Dollarama Inc. helps customers find deals on a daily basis. The Montreal-based retailer announced in March that it has entered into a deal of its own to acquire The Reject Shop Ltd., the largest discount retailer in Australia.

It's an example of the potential of mergers and acquisitions (M&A) to unlock value and transform a business, says David Savard of National Bank, which acted as financial advisor to Dollarama.

Dollarama, which has over 1,600 locations across Canada, already owns a 60.1-per-cent interest in Dollarcity, a Latin American value retailer. With its latest acquisition, Dollarama is extending its reach to a new international market, presenting a clear path for growth through an established platform.

While some Canadian companies may be wary of making major corporate moves in these times of economic uncertainty, one strategic consideration should stay on the table: having a thoroughly thought-out M&A strategy.

“This environment favours the prepared, ready to play offence and defence and using M&A to their advantage,” says Mr. Savard, managing director, National Bank’s head of Mergers and Acquisitions and Private Capital Advisory.

Opportunities remain for buyers and sellers

Coming into 2025, Mr. Savard adds, there were tremendous tailwinds for M&A activity. Interest rates were falling and investor enthusiasm was high. Global private equity had about $2-trillion in ‘dry powder’ (the amount of capital committed but not yet deployed) to shop for companies around the world, including in Canada, a report by McKinsey notes.

While this year has seen a highly unpredictable business environment, Mr. Savard says there are still opportunities for astute buyers and sellers in Canada. Deals are still being done.

Goals vary, from increasing a customer or supplier footprint in new markets, to divesting non-core business lines or selling companies outright. Whatever the objective, M&A deals don’t happen overnight.
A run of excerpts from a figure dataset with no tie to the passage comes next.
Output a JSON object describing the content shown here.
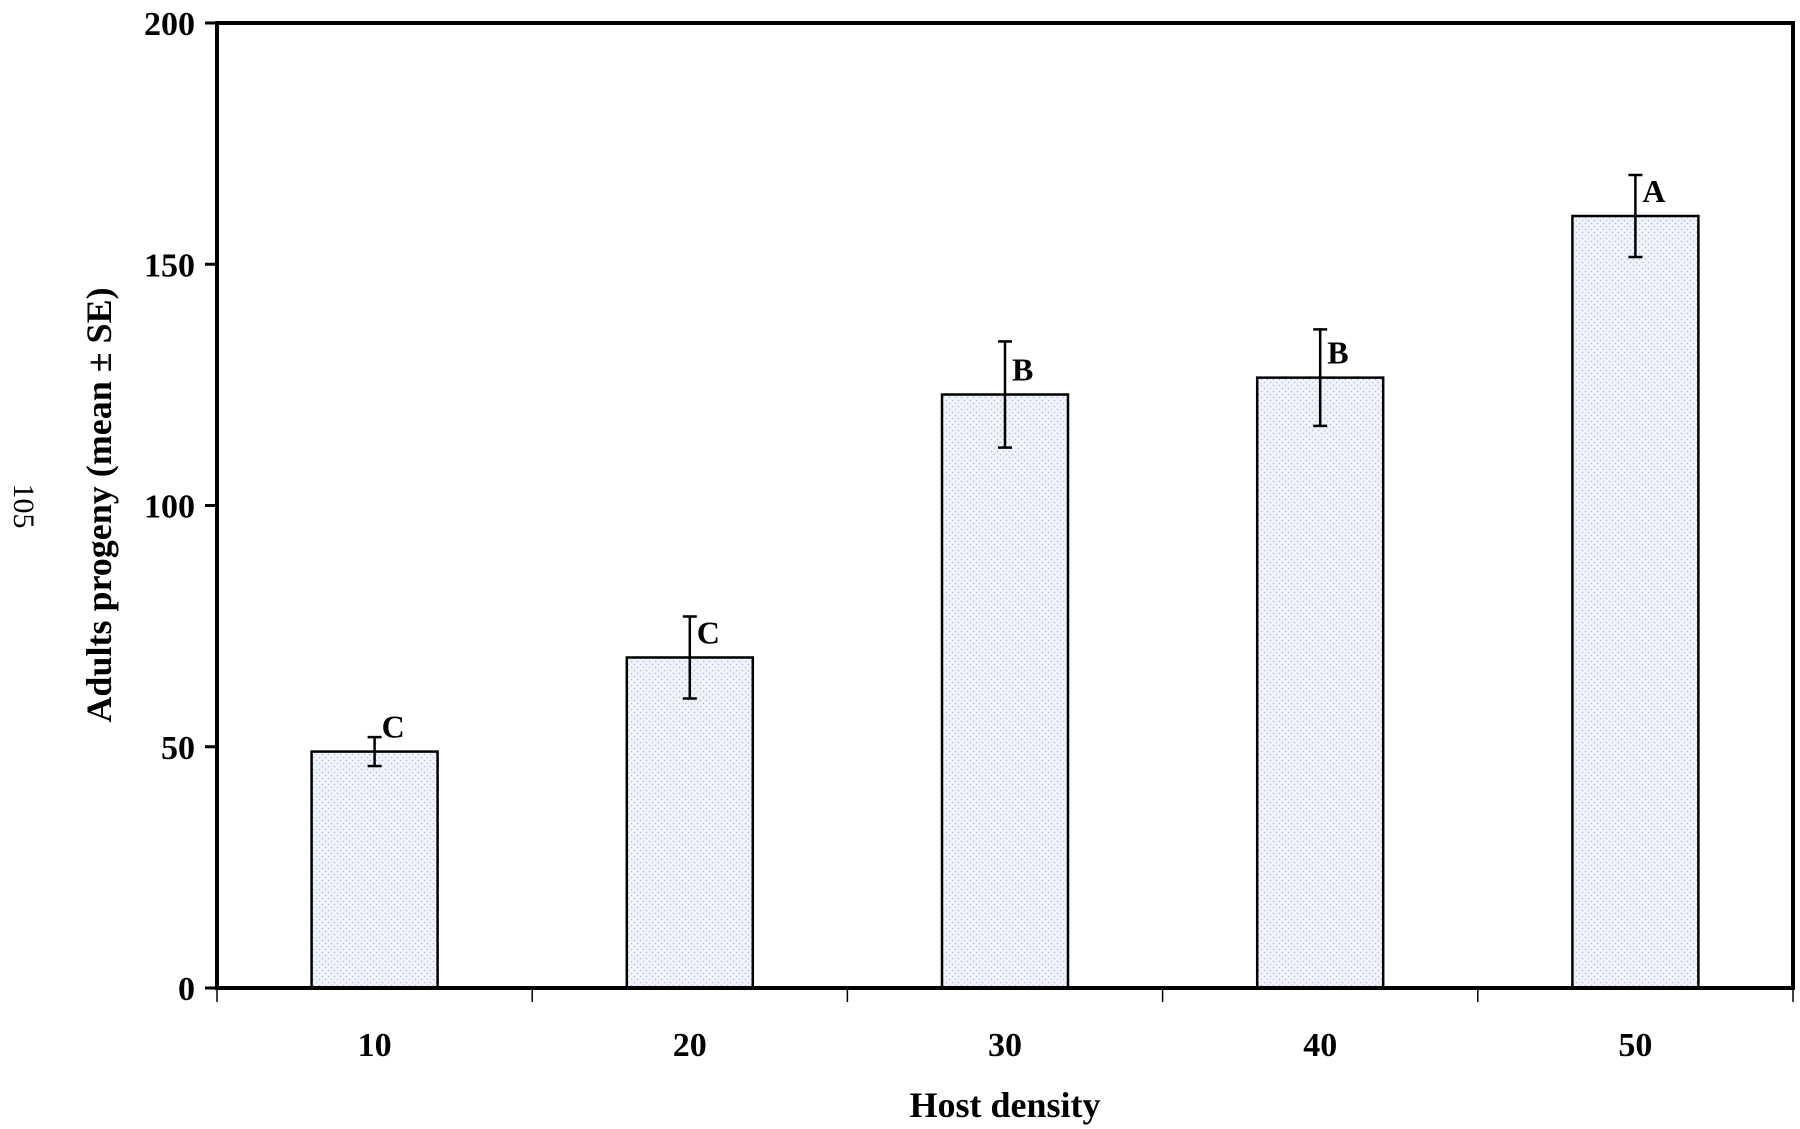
{
  "page_number": "105",
  "chart_data": {
    "type": "bar",
    "title": "",
    "xlabel": "Host density",
    "ylabel": "Adults progeny (mean ± SE)",
    "categories": [
      "10",
      "20",
      "30",
      "40",
      "50"
    ],
    "values": [
      49,
      68.5,
      123,
      126.5,
      160
    ],
    "errors": [
      3,
      8.5,
      11,
      10,
      8.5
    ],
    "significance_letters": [
      "C",
      "C",
      "B",
      "B",
      "A"
    ],
    "ylim": [
      0,
      200
    ],
    "yticks": [
      0,
      50,
      100,
      150,
      200
    ],
    "grid": false,
    "legend": "none",
    "colors": {
      "bar_fill": "#f2f4fb",
      "bar_dots": "#b8c1e2",
      "bar_edge": "#000000",
      "axis": "#000000"
    }
  }
}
Nor would a buyer or a seller want to rush the process.

In-depth preparation is essential for sellers to get the best value and for buyers to optimize transaction benefits without overpaying.

“You don’t want to be scrambling once a deal is almost ready to close due to insufficient due diligence and a lack of integration planning,” Mr. Savard says. “A lack of preparation, and inadequate legal and financial advisory support, can negate the financial and operational benefits that well executed M&A transactions can provide.”

Support at every stage

The challenge for many companies is a lack of in-house M&A expertise. Working with experienced partners can be beneficial for both buyers and sellers.

The right advice can assist sellers in determining their objectives, and what they can do to get the best outcomes in a deal, from optimal process design and negotiation strategy through to transaction structuring and closing. For buyers, the goal is to integrate tailored M&A planning into broader growth plans, with advice on target selection, approach strategy and deal execution. 

Over the years, National Bank has helped Canadian companies expand overseas as well as supporting international investors looking to acquire companies in Canada. To be relevant in today’s market, Mr. Savard says M&A advisors must foster global connections. 

“We cover close to 1,000 funds worldwide, including private equity funds, family offices, direct-investing pension funds and all major sovereign wealth funds. And there’s a lot of interest in Canada, even in the current uncertain business environment."

Proper planning and disciplined execution, supported by experienced third-party legal and financial advisors, helps to minimize transaction risks. It also assists in cutting through today's uncertainty to identify and capitalize on buy- and sell-side opportunities.

“Those with well-designed M&A strategies can take advantage of volatility and complete beneficial deals while their competition remains idle,” Mr. Savard says.

He expects to see an increased pipeline of companies – in sectors such as energy, basic materials, technology, services and selected areas of consumer and industrial products – that are looking to buy, sell or find partners to grow.

Despite current volatility, there are always ways to seize opportunity. “The main message is that M&A remains a relevant and highly effective corporate development tool no matter the market.”